OFFSET

Michael Paquier Sun, 16 Mar 2025 17:53:34 -0700

On Fri, Mar 14, 2025 at 04:14:25PM +1300, David Rowley wrote:
> I don't think I'm discarding them... As far as I'm aware, your
> remaining concern is with custom jumble functions and you showed an
> example in [1] of a hypothetical jumble function that could cause the
> same bug as this thread is discussing. My response to that was that
> the custom jumble function is broken and should be fixed, which seems
> to me to be analogous to Ivan's proposal to fix _jumbleNode() to do
> something with NULL pointers.


Okay, that's where our opinions diverge.  So, well, please let me 
reformulate that with some different words and terms.  This is not a
problem of having a NULL node vs a non-NULL node in the jumbling,
because by design is it possible for one to decide if a Node can be
included in the jumbling depending on its internal values,
particularly if it gets used across one than one type of parent node.
You are claiming that such functions are broken, but what I am saying
is that such function can be OK depending on how one wants this code
to behave depending on their node structure and what they expect from
them.  So I'm making a claim about keeping this stuff more
flexible, while also addressing the problem of the same node defined
successively more than once in a parent structure.

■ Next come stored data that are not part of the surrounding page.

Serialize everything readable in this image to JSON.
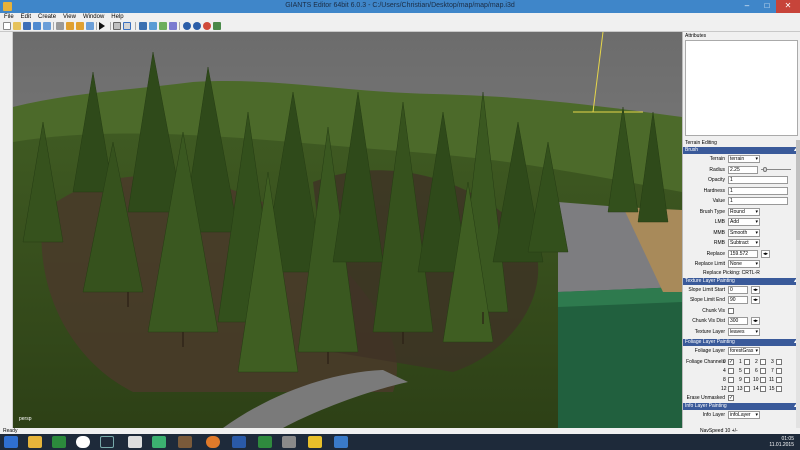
{
  "window": {
    "title": "GIANTS Editor 64bit 6.0.3 - C:/Users/Christian/Desktop/map/map/map.i3d"
  },
  "menu": [
    "File",
    "Edit",
    "Create",
    "View",
    "Window",
    "Help"
  ],
  "viewport": {
    "label": "persp"
  },
  "panels": {
    "attributes_title": "Attributes",
    "terrain_editing_title": "Terrain Editing",
    "brush": {
      "header": "Brush",
      "terrain_label": "Terrain",
      "terrain_value": "terrain",
      "radius_label": "Radius",
      "radius_value": "2.25",
      "opacity_label": "Opacity",
      "opacity_value": "1",
      "hardness_label": "Hardness",
      "hardness_value": "1",
      "value_label": "Value",
      "value_value": "1",
      "brush_type_label": "Brush Type",
      "brush_type_value": "Round",
      "lmb_label": "LMB",
      "lmb_value": "Add",
      "mmb_label": "MMB",
      "mmb_value": "Smooth",
      "rmb_label": "RMB",
      "rmb_value": "Subtract",
      "replace_label": "Replace",
      "replace_value": "159.572",
      "replace_limit_label": "Replace Limit",
      "replace_limit_value": "None",
      "replace_picking": "Replace Picking: CRTL-R"
    },
    "texture": {
      "header": "Texture Layer Painting",
      "slope_start_label": "Slope Limit Start",
      "slope_start_value": "0",
      "slope_end_label": "Slope Limit End",
      "slope_end_value": "90",
      "chunk_vis_label": "Chunk Vis",
      "chunk_vis_dist_label": "Chunk Vis Dist",
      "chunk_vis_dist_value": "300",
      "texture_layer_label": "Texture Layer",
      "texture_layer_value": "leaves"
    },
    "foliage": {
      "header": "Foliage Layer Painting",
      "foliage_layer_label": "Foliage Layer",
      "foliage_layer_value": "forestGras",
      "foliage_channels_label": "Foliage Channels",
      "channels": [
        "0",
        "1",
        "2",
        "3",
        "4",
        "5",
        "6",
        "7",
        "8",
        "9",
        "10",
        "11",
        "12",
        "13",
        "14",
        "15"
      ],
      "erase_unmasked_label": "Erase Unmasked"
    },
    "info": {
      "header": "Info Layer Painting",
      "info_layer_label": "Info Layer",
      "info_layer_value": "infoLayer"
    }
  },
  "statusbar": {
    "left": "Ready",
    "right": "NavSpeed 10 +/-"
  },
  "taskbar": {
    "time": "01:05",
    "date": "11.01.2015"
  }
}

> I now can't tell which of the following is true: 1) I've missed one of
> your concerns, or; 2) you want to find a way to make badly coded
> custom jumble functions not suffer from this bug, or; 3) you think
> that adding jumble bytes unconditionally regardless of the field's
> value still does not fix the bug in question, or; 4) something else.
> It would be good to know which of these it is.

I hope that my opinion counts, as I've worked on this whole design
in 3db72ebcbe20, 8eba3e3f0208 and other related commits.  FWIW, I
don't really see any disadvantage in supporting what I'm claiming is
OK, giving more flexibility to folks to do what they want with this
facility, if it also tackles this thread's problem with the Node
handling.

So, here is attached a counter-proposal, where we can simply added a
counter tracking a node count in _jumbleNode() to add more entropy to
the mix, incrementing it as well for NULL nodes.

By the way, I was looking at the set of tests proposed upthread at
this message, which is as far as I know the latest version proposed:
https://www.postgresql.org/message-id/[email protected]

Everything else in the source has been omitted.